Producenci od lat starają się wspomóc kierowców, tworząc wymyślne fotele regulowane w każdej możliwej płaszczyźnie. Żeby tego było mało, niektóre fotele ochoczo masują siedzącą na nich osobę z odpowiednim wyczuciem i siłą. Niestety, po dłuższym czasie spędzonym za kółkiem ból pleców lub przynajmniej uczucie zmęczenia i chwilowego braku komfortu jest praktycznie nieuniknione. Sytuacja robi się jeszcze bardziej dramatyczna, jeśli przyjdzie nam podróżować sportowym autem z „kubełkami”.

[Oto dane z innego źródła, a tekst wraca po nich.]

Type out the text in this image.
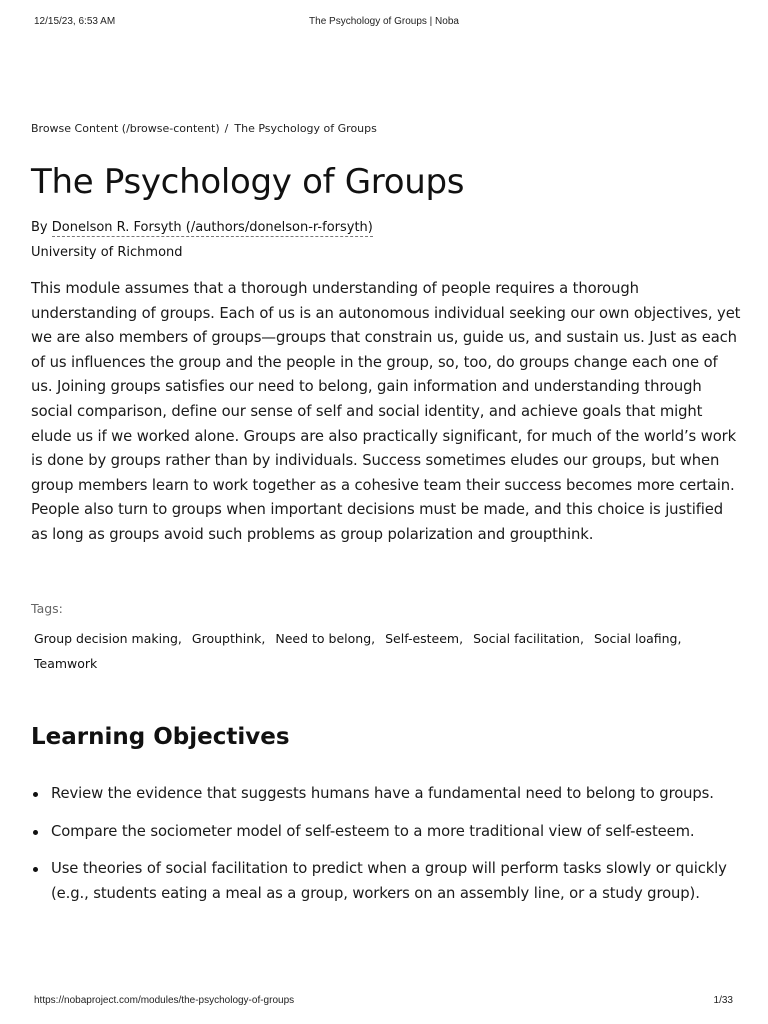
12/15/23, 6:53 AM	The Psychology of Groups | Noba
Browse Content (/browse-content) / The Psychology of Groups
The Psychology of Groups
By Donelson R. Forsyth (/authors/donelson-r-forsyth)
University of Richmond

This module assumes that a thorough understanding of people requires a thorough understanding of groups. Each of us is an autonomous individual seeking our own objectives, yet we are also members of groups—groups that constrain us, guide us, and sustain us. Just as each of us influences the group and the people in the group, so, too, do groups change each one of us. Joining groups satisfies our need to belong, gain information and understanding through social comparison, define our sense of self and social identity, and achieve goals that might elude us if we worked alone. Groups are also practically significant, for much of the world’s work is done by groups rather than by individuals. Success sometimes eludes our groups, but when group members learn to work together as a cohesive team their success becomes more certain. People also turn to groups when important decisions must be made, and this choice is justified as long as groups avoid such problems as group polarization and groupthink.

Tags:
Group decision making, Groupthink, Need to belong, Self-esteem, Social facilitation, Social loafing,
Teamwork
Learning Objectives
Review the evidence that suggests humans have a fundamental need to belong to groups.
Compare the sociometer model of self-esteem to a more traditional view of self-esteem.
Use theories of social facilitation to predict when a group will perform tasks slowly or quickly (e.g., students eating a meal as a group, workers on an assembly line, or a study group).
https://nobaproject.com/modules/the-psychology-of-groups	1/33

Z pomocą nadchodzi Nissan. Jak donosi brytyjski Whatcar?, japoński producent wymyślił fotel, który odciąża kręgosłup kierowcy od miednicy, aż po odcinek piersiowy. W rezultacie nacisk na kręgosłup jest mniejszy, a ukrwienie lepsze. Nissan nie wymyślił jeszcze nazwy dla nowego produktu, ale już wiadomo, że nowe siedzenia pojawią się w modelach koncernu w przyszłym roku. Nasze redakcyjne kręgosłupy już nie mogą się doczekać.